The drive to improve America’s health is facing a serious foreign threat. Unregistered entities are sending a distressingly high volume of pharmaceutical shipments into the United States without federal authorization or FDA review.

An analysis of U.S. shipping data finds disturbing results.

In June and July, hundreds of shipments of weight-loss drugs and inaccurately labeled pharmaceuticals entered the country. Many arrived from manufacturers not listed in the FDA’s Drug Establishments Current Registration Database.

Why is this happening? Millions of Americans are using injectable weight-loss drugs, and opportunistic sellers are exploiting regulatory loopholes.

What should federal leaders do? The FDA has taken one step in the right direction. The agency’s recent creation of a new “green list” will help prevent foreign and unregistered ingredients from entering the United States. Measures cannot stop there.

Regulators should crack down on illegal mass compounding and strengthen enforcement against bad actors putting patients’ health at risk.

Drug compounding — in its intended form — is a necessary part of the healthcare system. It is intended to fill niche needs. When the FDA first listed weight-loss drugs on its shortage list, licensed compounders were allowed to produce alternative versions to support the supply and meet patients’ needs. When those shortages ended six months ago, mass compounding should have, too.
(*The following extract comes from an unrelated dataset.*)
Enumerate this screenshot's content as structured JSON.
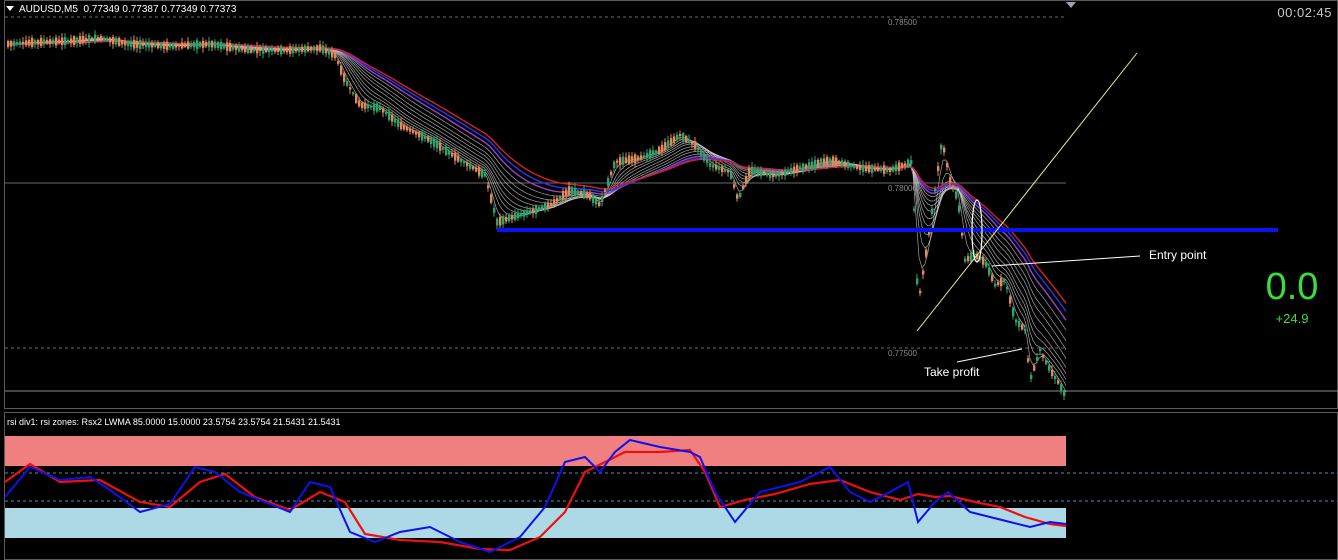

Instead, the market has exploded. Telehealth companies, med spas, and non-FDA-regulated businesses jumped in, drawn by the potential for profit. These groups are still producing compounded versions of weight-loss drugs, often using the excuse of “personalization” to evade FDA orders that required them to stop months ago.

Through online telehealth platforms, patients are self-prescribing, often with scant medical oversight. Dangerous med spas are distributing the drugs, sourcing them from licensed and unlicensed compounding operations.

Patients buy these drugs from businesses that don’t disclose that even licensed compounding facilities don’t meet the same safety standards as FDA-approved drug manufacturers. Some have received FDA warning letters, and some have recalled products due to contamination.

Compounders also aren’t required to use serial numbers to track their products, making them difficult, or impossible, to trace.

In June and July, research traced 122 shipments of semaglutide, tirzepatide and pembrolizumab linked to unregistered facilities, among them a homeopathic clinic in India, a Chinese exporter already cited by the Connecticut attorney general in a counterfeit medicine investigation, a framing shop in Romania, and a shipping drop-off location in Mexico.

The list goes on.

Yet, 80 percent of these shipments were allowed into the country. Even when refused, some were simply sent back to the seller, which could then reroute them through a different port.

For example, one unregistered, uninspected tirzepatide maker tried to send millions of doses to the United States in May. The shipment was blocked, but a second attempt in July made it through.

The shipment was marked for further compounding, destined for legal or illegal compounders.

Our porous border security isn’t limited to GLP-1 compounding ingredients. Forty-five shipments of medicines for chemotherapy, bipolar disorder and organ-transplant immunosuppression labeled as antibiotics were found. They came from unregistered facilities and were labeled to reduce the chance of inspection, another trick in the illegal importation playbook.

Further steps the federal government must take include halting the illegal prescribing, marketing and compounding of imitation weight-loss drugs. Vulnerable patients shouldn’t fall prey to companies offering quick fixes with limited medical guidance.

Policies for incoming pharmaceutical shipments from unregistered entities must be stronger than “return to sender.” It’s like telling drug dealers they can keep the drugs after a bust. Congress should give the FDA authority to destroy dangerous shipments.

The United States has long been the world’s gold standard for drug safety, with FDA experts reviewing and approving medicines for consumption. Don’t continue allowing foreign sources and corporate interests to jeopardize Americans’ health and safety any longer.